Pazar gecenize yeni bölümle geldim, birkaç bölüm öncesi açıklaması yapıp gideceğim. 

*Önceki bölüm açıklamasında yanlış anlaşılmışım canlar. Hikayeyi yarım bırakmayı düşünmedim hiçbir zaman. Herhangi bir şeyi yarım bırakmayı sevmeyen biriyim ayrıca. Sadece sürdürebilirlik noktasında neye ihtiyacım olduğunu, neyden beslendiğimi, bu olmayınca istemesem de, bundan nefret etsem de yavaşlayabildiğimi söylemeye çalışmıştım. Yoksa buradayım. Hep oldum. 

*Bugün, mesaj kutumda o anlatmaya çalıştığım şeyi hatırlatan bir şey yaşadım. Ne güzeldi, ne özeldi. Yazabildiğim müddetçe hep yazacağım canlar. Herhangi birinize dokunabildiğim müddetçe, bunu hissettikçe yazacağım. 

*Son iki bölümdür bir düzensizlik söz konusu zamansal olarak.

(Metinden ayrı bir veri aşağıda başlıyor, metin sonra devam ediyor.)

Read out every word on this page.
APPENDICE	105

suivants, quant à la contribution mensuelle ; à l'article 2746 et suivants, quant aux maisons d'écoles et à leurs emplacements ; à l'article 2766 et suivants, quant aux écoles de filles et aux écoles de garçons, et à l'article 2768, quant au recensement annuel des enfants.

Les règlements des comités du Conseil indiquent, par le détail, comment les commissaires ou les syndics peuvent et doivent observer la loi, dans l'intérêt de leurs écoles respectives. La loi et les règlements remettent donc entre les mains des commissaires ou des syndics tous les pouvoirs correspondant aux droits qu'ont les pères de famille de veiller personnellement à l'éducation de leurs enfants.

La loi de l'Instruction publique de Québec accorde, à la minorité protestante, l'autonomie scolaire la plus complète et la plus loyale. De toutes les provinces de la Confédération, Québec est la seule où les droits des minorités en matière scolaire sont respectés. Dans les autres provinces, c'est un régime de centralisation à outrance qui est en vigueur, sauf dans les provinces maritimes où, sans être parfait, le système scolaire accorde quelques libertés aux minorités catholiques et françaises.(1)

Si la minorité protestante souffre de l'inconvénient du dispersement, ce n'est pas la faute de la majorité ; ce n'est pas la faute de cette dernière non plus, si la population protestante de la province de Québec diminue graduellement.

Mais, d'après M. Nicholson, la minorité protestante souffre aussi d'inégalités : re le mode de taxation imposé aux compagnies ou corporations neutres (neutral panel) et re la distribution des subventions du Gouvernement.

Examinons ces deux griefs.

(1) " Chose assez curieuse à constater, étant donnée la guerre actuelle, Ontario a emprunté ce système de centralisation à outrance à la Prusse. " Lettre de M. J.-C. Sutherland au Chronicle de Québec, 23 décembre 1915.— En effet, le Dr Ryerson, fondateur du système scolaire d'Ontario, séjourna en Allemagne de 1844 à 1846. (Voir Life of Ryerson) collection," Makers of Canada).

Bunu kırmak için kendi kendime bir maraton planladım. Bu hafta beş gün boyunca her gün yeni bölüm yükleyeceğim. Yorumlarınızla destek olursunuz değil mi canımlar? 

*Bu bölüm diğer bölümlere nazaran biraz kısa oldu, ama kendi geldi ve "ben bu kadarım" dedi, ben de inatlaşmak istemedim. ^^

*Bölümü yazarken sadece Karsu'nun Jest Oldu uyarlamasını dinledim, bölüm adı oradan geliyor. :)

Yarın görüşürüz.

***

"Dönünce seni öpeceğimi söylemiştim."

"Biliyorum."

"Kaltak iç sesime rağmen diye eklemiştim."

"Biliyorum."

"O zaman şimdi öpüyorum."

"Anlaştık."

Birden kulağıma çalınan müzik sanki bana "hadi" diyordu. Düşünmedim. Ona doğru yaklaştım ve yavaşça dudaklarına dokundum. Sol dizimin üzerindeki eli oradan ayrılıp yolculuğunu çenemde tamamlamıştı. Çenemin altını öyle kibarca tutuyor ve beni öyle yumuşak öpüyordu ki eline eriyecek hale gelmiştim. İki gündür hissettiğim ateşten farklı bir ateşti bu. Vücudumun alt kısmından ziyada sol göğüs kapağımı titretecek cinstendi.

Ah!

Aniden kendimi geri çektim. Nasıl baktığım ya da göründüğümle ilgili bir fikrim yoktu. Az önce hissettiklerim beni hem heyecanlandırmış hem de korkutmuştu. Neden olası herhangi bir sevgiden korkutularak büyütüldüğümüzü saniyenin onda birinde merak etmekten alıkoyamadım kendimi. İnsan kalbindeki tetiklenmelerden neden korkmalıydı ki? 'Üzüleceğim' korkusuyla sevmekten kaçmak kadar toksik bir şey olmamalıydı bu hayatta. Ayrıca sevme haline 'üzüleceğim' şartlanmasıyla neden başlardık?

Kafamın içinde olan bitene dalmışken nasıl göründüğüm hakkında fikir sahibi olmama yetecek bir ifade oluştu Özgür'ün yüzünde. Hafifçe şaşkın, karışık, merak eden bir yüzle bakıyordu bana. Ve tabii ki dayanamayıp konuştu.

"Ne oldu?"

Ne diyecektim ben şimdi bu adama? "Seni öperken şair oldum" diyemezdim. "Kalbim tekledi" diyemezdim. "Korktum" da denmezdi, ya da "çok heyecanlandım, dayanamadım" da olmazdı.

Neden olmasın?

İç sesim her zaman olduğu gibi en doğru zamanda, en doğru soruyu sormuştu. Sahi, neden olmasındı? Buna mantıklı bir cevabım var mıydı?

Tabii ki yok kızım, dökül hadi.

Tamam patron!

"Çok içtim sanırım, midem bulandı biraz."